Kondisi Kesehatan Mulai Menurun pada Tahun 2025

Bagi keluarga, Arsyad bukan mantan pesepak bola terkenal. Ia adalah sosok ayah dan suami yang hangat serta selalu hadir di tengah keluarga.

Namun, kehidupan sederhana itu juga diiringi kebiasaan yang perlahan memengaruhi kesehatannya: merokok, minum kopi saset, dan sering begadang. Kebiasaan tersebut tetap melekat meski ia telah lama meninggalkan dunia sepak bola profesional.

Menjelang akhir 2025, kondisi kesehatannya mulai menurun.
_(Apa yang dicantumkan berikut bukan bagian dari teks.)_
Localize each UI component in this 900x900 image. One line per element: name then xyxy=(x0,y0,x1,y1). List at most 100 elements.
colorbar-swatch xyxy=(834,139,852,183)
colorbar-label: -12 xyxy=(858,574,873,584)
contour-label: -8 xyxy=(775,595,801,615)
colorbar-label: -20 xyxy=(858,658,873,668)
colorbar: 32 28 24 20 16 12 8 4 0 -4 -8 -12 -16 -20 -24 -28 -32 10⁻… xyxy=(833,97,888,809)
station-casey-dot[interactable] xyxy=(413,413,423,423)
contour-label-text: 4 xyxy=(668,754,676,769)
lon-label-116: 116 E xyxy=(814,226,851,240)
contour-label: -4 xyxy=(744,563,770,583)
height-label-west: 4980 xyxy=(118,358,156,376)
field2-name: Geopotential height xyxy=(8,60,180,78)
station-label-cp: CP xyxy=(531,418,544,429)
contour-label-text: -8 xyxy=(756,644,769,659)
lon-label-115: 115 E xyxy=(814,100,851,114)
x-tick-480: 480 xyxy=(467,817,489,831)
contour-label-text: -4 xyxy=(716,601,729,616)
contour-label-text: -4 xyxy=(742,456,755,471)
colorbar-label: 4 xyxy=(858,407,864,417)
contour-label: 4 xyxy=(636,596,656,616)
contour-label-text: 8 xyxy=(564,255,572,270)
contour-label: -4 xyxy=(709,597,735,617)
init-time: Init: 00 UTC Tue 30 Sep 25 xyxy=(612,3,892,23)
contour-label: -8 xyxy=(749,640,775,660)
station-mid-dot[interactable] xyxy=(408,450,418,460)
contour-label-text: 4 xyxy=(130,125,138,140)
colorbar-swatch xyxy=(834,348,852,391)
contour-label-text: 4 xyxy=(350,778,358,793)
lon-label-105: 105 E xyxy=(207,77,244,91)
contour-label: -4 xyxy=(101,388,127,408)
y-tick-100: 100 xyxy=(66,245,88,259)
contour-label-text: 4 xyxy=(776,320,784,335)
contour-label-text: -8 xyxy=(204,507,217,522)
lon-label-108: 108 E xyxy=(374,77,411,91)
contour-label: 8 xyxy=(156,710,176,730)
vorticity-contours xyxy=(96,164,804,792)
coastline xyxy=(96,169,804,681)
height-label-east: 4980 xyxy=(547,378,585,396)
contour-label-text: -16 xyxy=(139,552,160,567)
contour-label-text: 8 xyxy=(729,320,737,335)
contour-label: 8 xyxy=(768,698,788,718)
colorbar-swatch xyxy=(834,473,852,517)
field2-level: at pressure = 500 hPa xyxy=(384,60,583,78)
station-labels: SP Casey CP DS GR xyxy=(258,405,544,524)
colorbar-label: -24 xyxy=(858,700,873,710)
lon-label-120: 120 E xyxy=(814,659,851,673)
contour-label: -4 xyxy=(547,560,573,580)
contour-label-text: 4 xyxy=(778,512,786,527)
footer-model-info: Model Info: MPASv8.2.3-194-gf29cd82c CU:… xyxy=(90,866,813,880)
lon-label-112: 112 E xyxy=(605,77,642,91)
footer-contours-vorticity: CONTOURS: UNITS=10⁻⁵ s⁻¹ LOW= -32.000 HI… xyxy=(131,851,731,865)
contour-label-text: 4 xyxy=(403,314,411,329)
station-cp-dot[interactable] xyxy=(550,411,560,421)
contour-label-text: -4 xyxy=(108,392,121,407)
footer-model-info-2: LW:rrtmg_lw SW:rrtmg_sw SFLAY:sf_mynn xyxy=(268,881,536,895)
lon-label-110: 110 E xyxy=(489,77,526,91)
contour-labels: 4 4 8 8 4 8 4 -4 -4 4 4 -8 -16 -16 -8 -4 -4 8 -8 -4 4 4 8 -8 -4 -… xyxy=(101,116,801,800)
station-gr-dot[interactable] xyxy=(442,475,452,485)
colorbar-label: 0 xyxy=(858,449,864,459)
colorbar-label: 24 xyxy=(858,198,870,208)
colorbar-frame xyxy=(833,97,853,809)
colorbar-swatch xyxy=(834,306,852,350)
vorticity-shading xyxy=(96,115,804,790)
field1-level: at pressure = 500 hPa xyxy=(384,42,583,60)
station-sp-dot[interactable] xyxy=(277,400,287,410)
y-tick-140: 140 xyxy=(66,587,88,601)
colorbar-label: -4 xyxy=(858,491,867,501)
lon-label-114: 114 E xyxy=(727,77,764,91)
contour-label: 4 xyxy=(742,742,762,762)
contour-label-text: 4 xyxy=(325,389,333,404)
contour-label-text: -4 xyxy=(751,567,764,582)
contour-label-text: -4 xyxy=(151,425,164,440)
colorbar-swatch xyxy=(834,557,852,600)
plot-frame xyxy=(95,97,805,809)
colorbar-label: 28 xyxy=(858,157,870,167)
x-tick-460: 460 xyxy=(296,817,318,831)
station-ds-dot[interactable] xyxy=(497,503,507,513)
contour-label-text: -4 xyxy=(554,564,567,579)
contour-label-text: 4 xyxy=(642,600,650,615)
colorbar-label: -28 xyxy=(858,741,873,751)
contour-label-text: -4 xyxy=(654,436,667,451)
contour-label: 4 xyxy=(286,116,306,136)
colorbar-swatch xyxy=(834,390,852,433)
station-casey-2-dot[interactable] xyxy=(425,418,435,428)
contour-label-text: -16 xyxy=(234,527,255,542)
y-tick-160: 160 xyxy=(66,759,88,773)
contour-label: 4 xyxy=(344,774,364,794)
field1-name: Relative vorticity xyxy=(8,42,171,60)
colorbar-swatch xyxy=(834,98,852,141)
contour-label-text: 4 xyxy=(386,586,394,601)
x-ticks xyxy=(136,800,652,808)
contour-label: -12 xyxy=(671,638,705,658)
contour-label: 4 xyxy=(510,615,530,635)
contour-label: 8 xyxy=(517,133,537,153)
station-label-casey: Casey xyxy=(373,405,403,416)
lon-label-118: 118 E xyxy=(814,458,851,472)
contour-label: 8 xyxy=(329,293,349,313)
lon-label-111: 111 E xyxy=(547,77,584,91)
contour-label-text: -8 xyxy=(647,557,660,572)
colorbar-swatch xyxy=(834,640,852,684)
Ia beberapa kali keluar masuk rumah sakit dan kabarnya menyebar perlahan di kalangan keluarga.

Hingga akhirnya pada Senin siang, 4 Mei 2026, Arsyad Benyal menghembuskan napas terakhirnya. Ia pergi jauh dari sorotan publik dan hiruk-pikuk stadion yang dulu mengenal namanya. Namun bagi mereka yang pernah hidup di era Galatama, Arsyad Benyal bukan sekadar mantan pemain bola.

Ia adalah bagian dari generasi pesepak bola yang membangun nama lewat perjuangan di lapangan, di masa ketika sepak bola Indonesia hidup dari gairah tribun dan kualitas permainan.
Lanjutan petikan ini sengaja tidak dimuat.